Por isso se fala numa suposta “inversão de forças” que estaria ocorrendo entre oferta e demanda como uma consequência inelutável das novas tecnologias: as empresas jornalísticas no mundo digital não mais “produzem proporcionalmente ao que o público consegue consumir”, já que na Internet há a possibilidade de que uma oferta maior que a demanda, por assim dizer, ou seja, uma “superprodução de informação” que não será inteiramente aproveitada por cada um dos usuários, mas que ficará livre para ser explorada livremente. Não custa lembrar que a Web não sofre tanto com a “limitação espacial” que aflige os jornais e revistas, que têm espaços específicos e limites de páginas e de caracteres que não podem ser ultrapassados, o que constitui uma dificuldade para passarem seus conteúdos – enquanto que “a quantidade de informações na World Wide Web é ilimitada” (SAAD: 2003). Uma vez que o leitor digital, ao invés de ser um mero receptor passivo de informações prontas e limitadas, como era enquanto leitor de jornais e revistas tradicionais, ele transforma-se em alguém que participa muito mais ativamente do processo de constituição e construção da “informação”: seleciona os caminhos por onde irá passear pelas veredas digitais, tem seu percurso particular de acordo com

os links que escolherá clicar e abrir, poderá contribuir ele mesmo com novo conteúdo...

“Vemos o papel do usuário, ou do leitor digital, cada vez mais ativo e interferenet nos conteúdos, nas suas escolhas e na composição de uma diversidade de fontes informativas que possam satisfazer seus desejos. Assim, o controle do fluxo de produção de informações paira no éter do ciberespaço, e a postura de 'fábrica dos desejos'', inerente à concepção liberal, já não tem o controle total do lado da oferta, pendendo muito mais para a demanda.” (SAAD: 2003) De modo que o leitor digital adquire um “novo status” em relação ao leitor tradicional de jornais impressos, já que o hipertexto acaba conferindo-lhe papel ativo, do mesmo modo que muda o status do produtor de informação, que passa a ter que lidar não somente com o fornecimento da informação que esperam dele, mas também com a capacidade de disponibilizar uma grande quantidade de conteúdos e com modo de gerar grande interatividade com seus receptores.
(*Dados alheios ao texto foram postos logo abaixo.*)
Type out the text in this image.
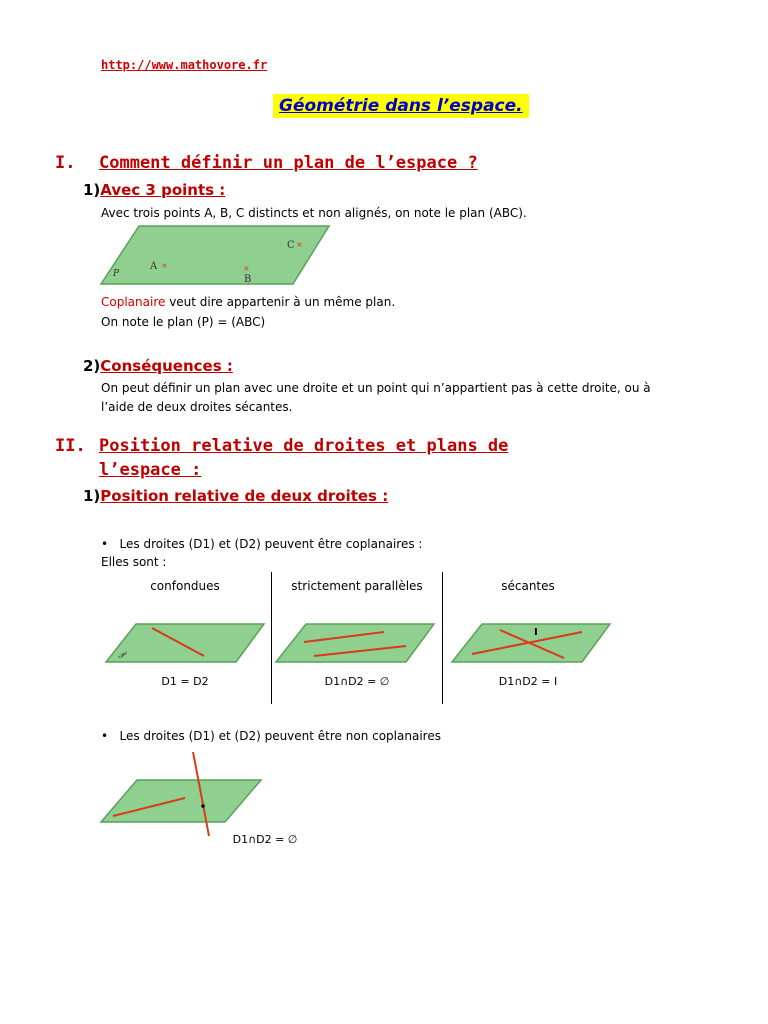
http://www.mathovore.fr
Géométrie dans l’espace.
I. Comment définir un plan de l’espace ?
1)Avec 3 points :
Avec trois points A, B, C distincts et non alignés, on note le plan (ABC).
P
A ×	×
B
C ×
Coplanaire veut dire appartenir à un même plan.
On note le plan (P) = (ABC)
2)Conséquences :
On peut définir un plan avec une droite et un point qui n’appartient pas à cette droite, ou à
l’aide de deux droites sécantes.
II. Position relative de droites et plans de
l’espace :
1)Position relative de deux droites :
•   Les droites (D1) et (D2) peuvent être coplanaires :
Elles sont :
confondues	strictement parallèles	sécantes
𝒫
I
D1 = D2	D1∩D2 = ∅	D1∩D2 = I
•   Les droites (D1) et (D2) peuvent être non coplanaires
D1∩D2 = ∅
Segundo Janet Murray

“...quando os leitores são considerados muito mais como colaboradores do que consumidores, as tarefas de reportar e editar passam da simples transmissão de conteúdos para a função de desenvolvimento e concepção de um quadro informacional. Sob essa perspectiva, o reportar, narrar e editar deverão centrar forças na criação de uma estrutura narrativa que facilite a navegação do usuário por uma diversidade de recursos informativos. Tais recursos incluem, por exemplo, dados não editados ou

aproveitados, documentos e relatórios e outros materiais que ajudem o usuário a construir sua própria leitura da realidade muito mais do que simplesmente ler a representação dessa realidade dada pelo jornalista.” (MURRAY: 1997)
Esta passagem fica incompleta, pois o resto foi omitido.